The Mixer
Per-pad volume, pan, mute, solo, metering, and output routing.
The Mixer gives you one channel strip per pad so you can balance levels, set stereo position, and quickly isolate or silence pads while you build a beat.
Opening the Mixer
Tap the slider icon in the top-left toolbar of the Pad Grid. The mixer opens full screen with all sixteen channel strips arranged in two rows — pads 1–8 on top, pads 9–16 below — so the layout mirrors the grid. Each strip is labelled with its pad number and accent color, and shows the loaded sample’s name. Empty pads appear dimmed.
When you are done, tap Done to commit your changes and close the mixer.
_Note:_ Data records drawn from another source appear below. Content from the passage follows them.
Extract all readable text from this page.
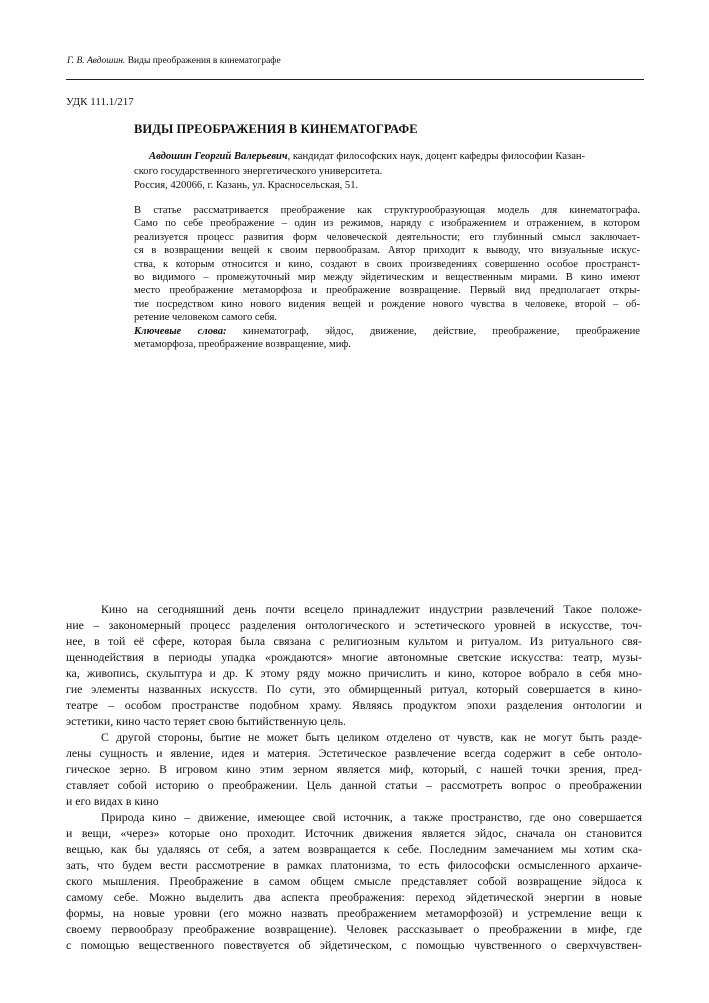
Г. В. Авдошин. Виды преображения в кинематографе
УДК 111.1/217
ВИДЫ ПРЕОБРАЖЕНИЯ В КИНЕМАТОГРАФЕ
Авдошин Георгий Валерьевич, кандидат философских наук, доцент кафедры философии Казан-
ского государственного энергетического университета.
Россия, 420066, г. Казань, ул. Красносельская, 51.
В статье рассматривается преображение как структурообразующая модель для кинематографа.
Само по себе преображение – один из режимов, наряду с изображением и отражением, в котором
реализуется процесс развития форм человеческой деятельности; его глубинный смысл заключает-
ся в возвращении вещей к своим первообразам. Автор приходит к выводу, что визуальные искус-
ства, к которым относится и кино, создают в своих произведениях совершенно особое пространст-
во видимого – промежуточный мир между эйдетическим и вещественным мирами. В кино имеют
место преображение метаморфоза и преображение возвращение. Первый вид предполагает откры-
тие посредством кино нового видения вещей и рождение нового чувства в человеке, второй – об-
ретение человеком самого себя.
Ключевые слова: кинематограф, эйдос, движение, действие, преображение, преображение
метаморфоза, преображение возвращение, миф.
Кино на сегодняшний день почти всецело принадлежит индустрии развлечений Такое положе-
ние – закономерный процесс разделения онтологического и эстетического уровней в искусстве, точ-
нее, в той её сфере, которая была связана с религиозным культом и ритуалом. Из ритуального свя-
щеннодействия в периоды упадка «рождаются» многие автономные светские искусства: театр, музы-
ка, живопись, скульптура и др. К этому ряду можно причислить и кино, которое вобрало в себя мно-
гие элементы названных искусств. По сути, это обмирщенный ритуал, который совершается в кино-
театре – особом пространстве подобном храму. Являясь продуктом эпохи разделения онтологии и
эстетики, кино часто теряет свою бытийственную цель.
С другой стороны, бытие не может быть целиком отделено от чувств, как не могут быть разде-
лены сущность и явление, идея и материя. Эстетическое развлечение всегда содержит в себе онтоло-
гическое зерно. В игровом кино этим зерном является миф, который, с нашей точки зрения, пред-
ставляет собой историю о преображении. Цель данной статьи – рассмотреть вопрос о преображении
и его видах в кино
Природа кино – движение, имеющее свой источник, а также пространство, где оно совершается
и вещи, «через» которые оно проходит. Источник движения является эйдос, сначала он становится
вещью, как бы удаляясь от себя, а затем возвращается к себе. Последним замечанием мы хотим ска-
зать, что будем вести рассмотрение в рамках платонизма, то есть философски осмысленного архаиче-
ского мышления. Преображение в самом общем смысле представляет собой возвращение эйдоса к
самому себе. Можно выделить два аспекта преображения: переход эйдетической энергии в новые
формы, на новые уровни (его можно назвать преображением метаморфозой) и устремление вещи к
своему первообразу преображение возвращение). Человек рассказывает о преображении в мифе, где
с помощью вещественного повествуется об эйдетическом, с помощью чувственного о сверхчувствен-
Volume and pan moves are applied live as you drag, so you can mix while the sequencer is running.
The Channel Strip
Each strip contains, from top to bottom: a volume fader, a level meter, a pan knob, and M / S buttons.
| Control | What it does | Range / default |
|---|---|---|
| Volume (fader) | Sets the pad’s playback level. The fader reads out in dB next to the track, showing -∞ at the bottom. | 0 to 1 (linear), default 1.0 |
| Pan (knob) | Positions the pad in the stereo field. The label below reads C, L/R with a percentage. | -1 (full left) to +1 (full right), default 0 (center) |
| M (mute) | Silences the pad. | On / off |
| S (solo) | Isolates the pad. | On / off |
Mute and Solo
Tapping M mutes a single pad. Solo works across the whole mixer: as soon as any pad is soloed, every pad that is not soloed is effectively muted. You can solo more than one pad at a time — they all play, and the rest stay silent. Clearing all solos returns every pad to its own mute state. A strip that is silenced by either rule is shown dimmed so you can see at a glance what is and isn’t sounding.
Level Metering
Each strip has a vertical peak meter beside the fader. It is color-coded so you can spot hot signals: green for normal levels, amber as you approach the top, and red near the ceiling. Meters fall back smoothly after each hit, so a quick transient stays readable. Metering runs only while the mixer is open.
Master Output and Output Routing
The mixer balances individual pads; the project also carries a single master output level that the pads sum into. The combined signal then passes through the master effects chain.
Routing each pad to an output bus is handled in the pad’s properties, not in the mixer. Open a pad’s properties and find the Output Routing section, where the Output Bus picker offers:
| Bus | Behaviour |
|---|---|
| Main | Pad runs through the master filter / reverb / delay. |
| Group 1–Group 4 | Pad bypasses the master effects and emits dry. |
In the standalone app all five buses are summed back to your main stereo output, so group assignments still play through your speakers — they simply skip the master effects. The bus you choose is saved with the project, so the routing carries over when GranSample runs as a plugin. See GranSample as an AUv3 Plugin for host setup.